An aide to US Rep. Toby Roth (R) of Wisconsin, who has been an active critic of Mengistu, says there is nothing to show that the regime has changed its ``evil ways.'' Even if it did, the aide says reforms could not atone for Mengistu's past crimes. Any move by the administration to upgrade relations ``would be fought tooth and nail'' by Democrats and Republicans, he says.
The administration, however, did not immediately rebuff the Ethiopians. Rather, it decided to see if there are serious changes in the wind, and if Ethiopia's new tone would bring some short-term benefits for the crisis in the Sudan. Ethiopia could be helpful in getting badly needed food supplies into war-torn southern Sudan, for example. It might also encourage peace in Sudan, since the rebels there receive Ethiopian aid and sanctuary.
(Ethiopia is already quietly allowing private relief groups to deliver food from its territory into southern Sudan. The government, however, does not publicly admit this, because it opposes a similar cross-border feeding operation from the Sudan into rebel-held Eritrea.)
``We're looking for opportunities to help solve the massive humanitarian problems in the region and to encourage peacemaking there,'' a US diplomat says. ``But we have no interest in bailing Mengistu out.''
Many in Washington favoring an upgrade in relations say it will make the most sense if it comes in the context of Ethiopian contributions to solving the widespread humanitarian and civil war problems in the Horn, says a key congressional aide.
``Yes, Mengistu's not trustworthy and he's nasty, but he's a key player in the region and he's in a corner,'' the aide says.

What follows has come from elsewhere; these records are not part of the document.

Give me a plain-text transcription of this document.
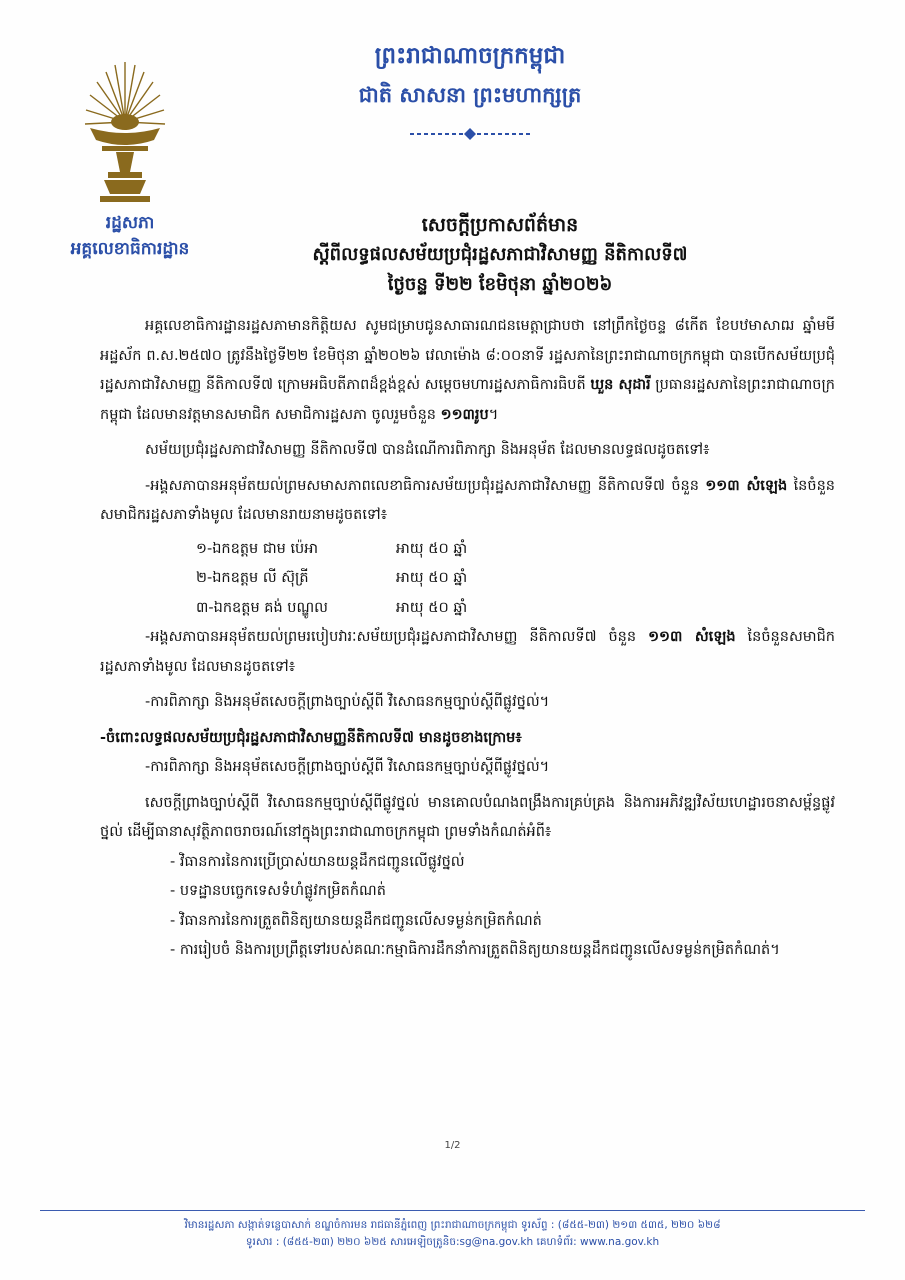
រដ្ឋសភា
អគ្គលេខាធិការដ្ឋាន
ព្រះរាជាណាចក្រកម្ពុជា
ជាតិ សាសនា ព្រះមហាក្សត្រ
សេចក្តីប្រកាសព័ត៌មាន
ស្តីពីលទ្ធផលសម័យប្រជុំរដ្ឋសភាជាវិសាមញ្ញ នីតិកាលទី៧
ថ្ងៃចន្ទ ទី២២ ខែមិថុនា ឆ្នាំ២០២៦

អគ្គលេខាធិការដ្ឋានរដ្ឋសភាមានកិត្តិយស សូមជម្រាបជូនសាធារណជនមេត្តាជ្រាបថា នៅព្រឹកថ្ងៃចន្ទ ៨កើត ខែបឋមាសាឍ ឆ្នាំមមី អដ្ឋស័ក ព.ស.២៥៧០ ត្រូវនឹងថ្ងៃទី២២ ខែមិថុនា ឆ្នាំ២០២៦ វេលាម៉ោង ៨:០០នាទី រដ្ឋសភានៃព្រះរាជាណាចក្រកម្ពុជា បានបើកសម័យប្រជុំរដ្ឋសភាជាវិសាមញ្ញ នីតិកាលទី៧ ក្រោមអធិបតីភាពដ៏ខ្ពង់ខ្ពស់ សម្តេចមហារដ្ឋសភាធិការធិបតី ឃួន សុដារី ប្រធានរដ្ឋសភានៃព្រះរាជាណាចក្រកម្ពុជា ដែលមានវត្តមានសមាជិក សមាជិការដ្ឋសភា ចូលរួមចំនួន ១១៣រូប។

សម័យប្រជុំរដ្ឋសភាជាវិសាមញ្ញ នីតិកាលទី៧ បានដំណើការពិភាក្សា និងអនុម័ត ដែលមានលទ្ធផលដូចតទៅ៖

-អង្គសភាបានអនុម័តយល់ព្រមសមាសភាពលេខាធិការសម័យប្រជុំរដ្ឋសភាជាវិសាមញ្ញ នីតិកាលទី៧ ចំនួន ១១៣ សំឡេង នៃចំនួនសមាជិករដ្ឋសភាទាំងមូល ដែលមានរាយនាមដូចតទៅ៖

១-ឯកឧត្តម ជាម ប៉េអា	អាយុ ៥០ ឆ្នាំ
២-ឯកឧត្តម លី ស៊ុត្រី	អាយុ ៥០ ឆ្នាំ
៣-ឯកឧត្តម គង់ បណ្ឌូល	អាយុ ៥០ ឆ្នាំ

-អង្គសភាបានអនុម័តយល់ព្រមរបៀបវារៈសម័យប្រជុំរដ្ឋសភាជាវិសាមញ្ញ នីតិកាលទី៧ ចំនួន ១១៣ សំឡេង នៃចំនួនសមាជិករដ្ឋសភាទាំងមូល ដែលមានដូចតទៅ៖

-ការពិភាក្សា និងអនុម័តសេចក្តីព្រាងច្បាប់ស្តីពី វិសោធនកម្មច្បាប់ស្តីពីផ្លូវថ្នល់។

-ចំពោះលទ្ធផលសម័យប្រជុំរដ្ឋសភាជាវិសាមញ្ញនីតិកាលទី៧ មានដូចខាងក្រោម៖

-ការពិភាក្សា និងអនុម័តសេចក្តីព្រាងច្បាប់ស្តីពី វិសោធនកម្មច្បាប់ស្តីពីផ្លូវថ្នល់។

សេចក្តីព្រាងច្បាប់ស្តីពី វិសោធនកម្មច្បាប់ស្តីពីផ្លូវថ្នល់ មានគោលបំណងពង្រឹងការគ្រប់គ្រង និងការអភិវឌ្ឍវិស័យហេដ្ឋារចនាសម្ព័ន្ធផ្លូវថ្នល់ ដើម្បីធានាសុវត្ថិភាពចរាចរណ៍នៅក្នុងព្រះរាជាណាចក្រកម្ពុជា ព្រមទាំងកំណត់អំពី៖

- វិធានការនៃការប្រើប្រាស់យានយន្តដឹកជញ្ជូនលើផ្លូវថ្នល់
- បទដ្ឋានបច្ចេកទេសទំហំផ្លូវកម្រិតកំណត់
- វិធានការនៃការត្រួតពិនិត្យយានយន្តដឹកជញ្ជូនលើសទម្ងន់កម្រិតកំណត់
- ការរៀបចំ និងការប្រព្រឹត្តទៅរបស់គណៈកម្មាធិការដឹកនាំការត្រួតពិនិត្យយានយន្តដឹកជញ្ជូនលើសទម្ងន់កម្រិតកំណត់។
1/2
វិមានរដ្ឋសភា សង្កាត់ទន្លេបាសាក់ ខណ្ឌចំការមន រាជធានីភ្នំពេញ ព្រះរាជាណាចក្រកម្ពុជា ទូរស័ព្ទ : (៨៥៥-២៣) ២១៣ ៥៣៥, ២២០ ៦២៨
ទូរសារ : (៨៥៥-២៣) ២២០ ៦២៥ សារអេឡិចត្រូនិច:sg@na.gov.kh គេហទំព័រ: www.na.gov.kh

Henze contends that the current US approach is just right. ``We can well afford to bide our time. It would be unseemly to be seen as embracing a discredited regime.'' The US is the most admired country in Ethiopia, he says.
``It's almost embarrassing how warmly Ethiopians on the street greet Americans.'' Until the mid-1970s, the US was Ethiopia's main superpower ally. The Voice of America is reportedly the most listened-to source of news in the country.
The US is in a position of strength to regain influence in Ethiopia over the medium and long term, Henze and US officials say. In addition to the reservoir of popular goodwill, they say the West is the one source of aid and investment that Ethiopia desperately needs.